UK budget leaves carry alone

To the relief of buyout firms, the UK budget reaffirmed that the government does not intend to raise taxes on carried interest.  

Private equity tax planners were on high alert when George Osborne delivered his budget on Wednesday.

In his last major budget announcement late last year, the UK Chancellor of the Exchequer said he would stop GPs “from disguising guaranteed fee income as capital gains,” leading private fund professionals to worry the initiative would catch carried interest payments.

The budget, however, reaffirmed “sums linked to performance, often described as ‘carried interest,’ nor returns which are exclusively from investments by partners” would not be part of new legislation taking effect next month that will “ensure that sums which arise to investment fund managers for their services are charged to income tax,” the budget said.

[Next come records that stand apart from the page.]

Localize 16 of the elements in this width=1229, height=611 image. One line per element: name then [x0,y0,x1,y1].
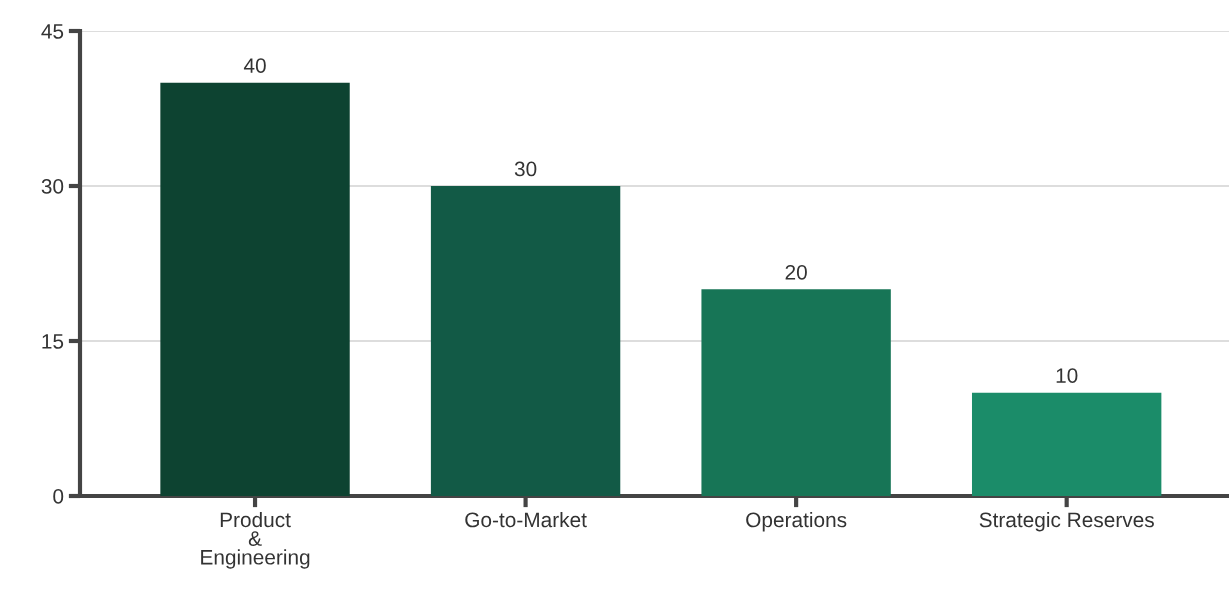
bar [701,289,891,496]
bar [160,82,350,496]
data-label: 20 [785,264,807,280]
bar [430,186,621,496]
bar [971,392,1162,496]
data-label: 10 [1056,368,1078,383]
x-tick-label: Strategic Reserves [979,511,1154,532]
y-tick-label: 0 [53,489,64,504]
data-label: 30 [514,161,537,177]
data-label: 40 [243,58,266,73]
y-tick-label: 45 [41,24,64,39]
x-tick-label: Go-to-Market [465,511,587,528]
y-tick-label: 15 [42,334,64,349]
x-tick-label: Product & Engineering [201,511,310,569]
y-tick-label: 30 [41,179,64,194]
x-tick-label: Operations [746,511,847,532]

More details are expected in the Finance Bill to be published next week, but industry tax experts hint the legislation appears to have in mind partnership structures where annual management fees are linked to the underlying performance of the fund and charged to capital gains rather than income tax – often known as a “management fee waiver.”

A management fee waiver involves effectively giving up fees in exchange for a priority allocation of future profits with the benefit of paying lower taxes on those profits.

“It is anticipated that this could cause issues for some, but not all, UK private equity houses with UK resident GP LP/LLP structures in place, although more detail of the changes will be required to assess the impact,” said in a recent exchange with pfm, Norma Chisholm, tax associate at audit firm Moore Stephens.

Responding to the Autumn Statement and its accompanying documentation regarding “disguised fee income,” Tim Hames, director general of the British Private Equity & Venture Capital Association (BVCA), said at the time: “The structure of the fee arrangements differ across our industry and consequently the tax treatment of the fees can vary. However any management fee income used to pay salaries is subject to income tax. The BVCA will work with the Treasury and HMRC to deal with any concerns they might have about current arrangements.”

Tax lawyers predict much of the lobbying campaign to center around explaining to HMRC the peculiar tax impact on carried interest and co-investments from the legislation. But failing that, the HMRC will be lobbied to write additional guidance clarifying the matter.